Read A Change of Climate: A Novel Online
Authors: Hilary Mantel
Ralph said, “Sometimes I feel panic too. And a …” he put his hand to his throat, “something here, a heaviness, it won’t move. Still, I … I keep going.”
“That’s what men do,” Emma said. “Keep going. Often at the expense, don’t you think, of the people around them?” They shout at the news on the television, she thought, and call politicians fools—that’s a release for them. They lose their temper and hit people, and are admired for doing it. They sit on committees, or enforce laws. Whatever is wrong inside them they project to the outside, they find somebody out there to stick the blame on. But women—women turn inward. “Men make decisions,” she said, “and women fall ill.”

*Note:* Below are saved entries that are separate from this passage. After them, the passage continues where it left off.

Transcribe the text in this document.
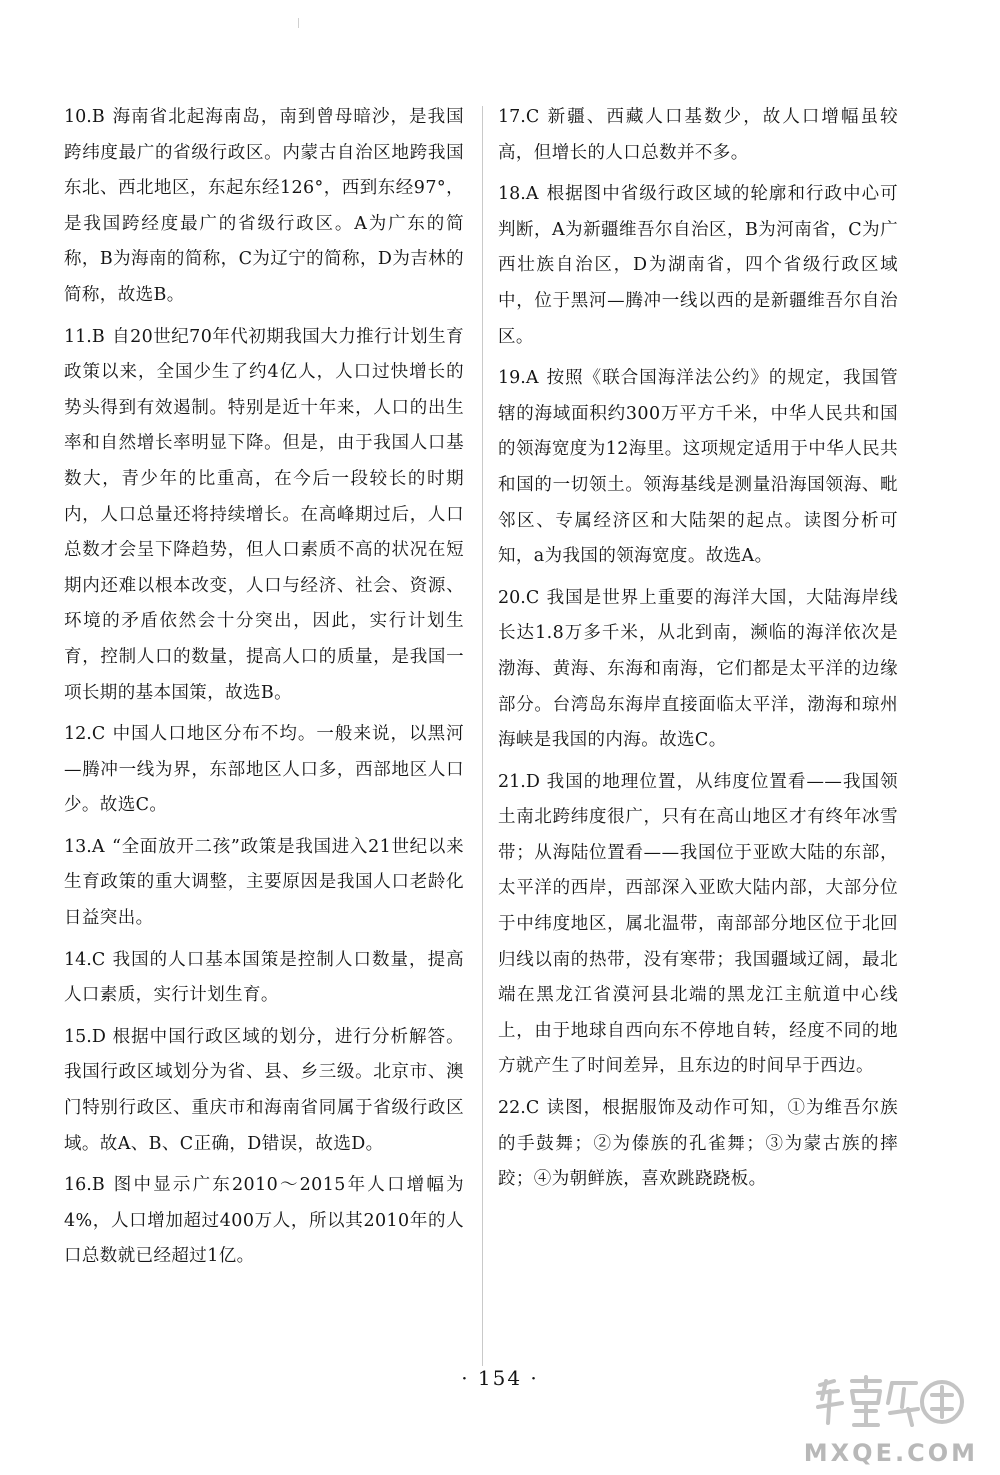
10.B 海南省北起海南岛，南到曾母暗沙，是我国跨纬度最广的省级行政区。内蒙古自治区地跨我国东北、西北地区，东起东经126°，西到东经97°，是我国跨经度最广的省级行政区。A为广东的简称，B为海南的简称，C为辽宁的简称，D为吉林的简称，故选B。
11.B 自20世纪70年代初期我国大力推行计划生育政策以来，全国少生了约4亿人，人口过快增长的势头得到有效遏制。特别是近十年来，人口的出生率和自然增长率明显下降。但是，由于我国人口基数大，青少年的比重高，在今后一段较长的时期内，人口总量还将持续增长。在高峰期过后，人口总数才会呈下降趋势，但人口素质不高的状况在短期内还难以根本改变，人口与经济、社会、资源、环境的矛盾依然会十分突出，因此，实行计划生育，控制人口的数量，提高人口的质量，是我国一项长期的基本国策，故选B。
12.C 中国人口地区分布不均。一般来说，以黑河—腾冲一线为界，东部地区人口多，西部地区人口少。故选C。
13.A “全面放开二孩”政策是我国进入21世纪以来生育政策的重大调整，主要原因是我国人口老龄化日益突出。
14.C 我国的人口基本国策是控制人口数量，提高人口素质，实行计划生育。
15.D 根据中国行政区域的划分，进行分析解答。我国行政区域划分为省、县、乡三级。北京市、澳门特别行政区、重庆市和海南省同属于省级行政区域。故A、B、C正确，D错误，故选D。
16.B 图中显示广东2010～2015年人口增幅为4%，人口增加超过400万人，所以其2010年的人口总数就已经超过1亿。
17.C 新疆、西藏人口基数少，故人口增幅虽较高，但增长的人口总数并不多。
18.A 根据图中省级行政区域的轮廓和行政中心可判断，A为新疆维吾尔自治区，B为河南省，C为广西壮族自治区，D为湖南省，四个省级行政区域中，位于黑河—腾冲一线以西的是新疆维吾尔自治区。
19.A 按照《联合国海洋法公约》的规定，我国管辖的海域面积约300万平方千米，中华人民共和国的领海宽度为12海里。这项规定适用于中华人民共和国的一切领土。领海基线是测量沿海国领海、毗邻区、专属经济区和大陆架的起点。读图分析可知，a为我国的领海宽度。故选A。
20.C 我国是世界上重要的海洋大国，大陆海岸线长达1.8万多千米，从北到南，濒临的海洋依次是渤海、黄海、东海和南海，它们都是太平洋的边缘部分。台湾岛东海岸直接面临太平洋，渤海和琼州海峡是我国的内海。故选C。
21.D 我国的地理位置，从纬度位置看——我国领土南北跨纬度很广，只有在高山地区才有终年冰雪带；从海陆位置看——我国位于亚欧大陆的东部，太平洋的西岸，西部深入亚欧大陆内部，大部分位于中纬度地区，属北温带，南部部分地区位于北回归线以南的热带，没有寒带；我国疆域辽阔，最北端在黑龙江省漠河县北端的黑龙江主航道中心线上，由于地球自西向东不停地自转，经度不同的地方就产生了时间差异，且东边的时间早于西边。
22.C 读图，根据服饰及动作可知，①为维吾尔族的手鼓舞；②为傣族的孔雀舞；③为蒙古族的摔跤；④为朝鲜族，喜欢跳跷跷板。
· 154 ·
MXQE.COM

“That seems a gross simplification.”
“Of course it is,” Emma said. “Of course it is. But you can help your wife now, can’t you? Why do you want precision reasoning? I’ve given you something, Ralph—won’t it do?”
“Thank you, Emma,” he said. “You may have saved her life.”
“Oh, she wouldn’t die of it—” Emma began; but then she stopped because she saw the extent of his fear. Impenetrable, delicate, dry-eyed Anna: she had been near that cutting edge? “Oh, Ralph,” his sister said. “I didn’t know. I’d have come up with something before. Doesn’t she want to
live,
for the children she has?”
“It is the one we don’t have that dominates our life,” Ralph said. “It’s what is missing that shapes everything we do. Sometimes she smiles, but have you noticed, Emma, she never laughs. She is crippled inside. She has no joy.”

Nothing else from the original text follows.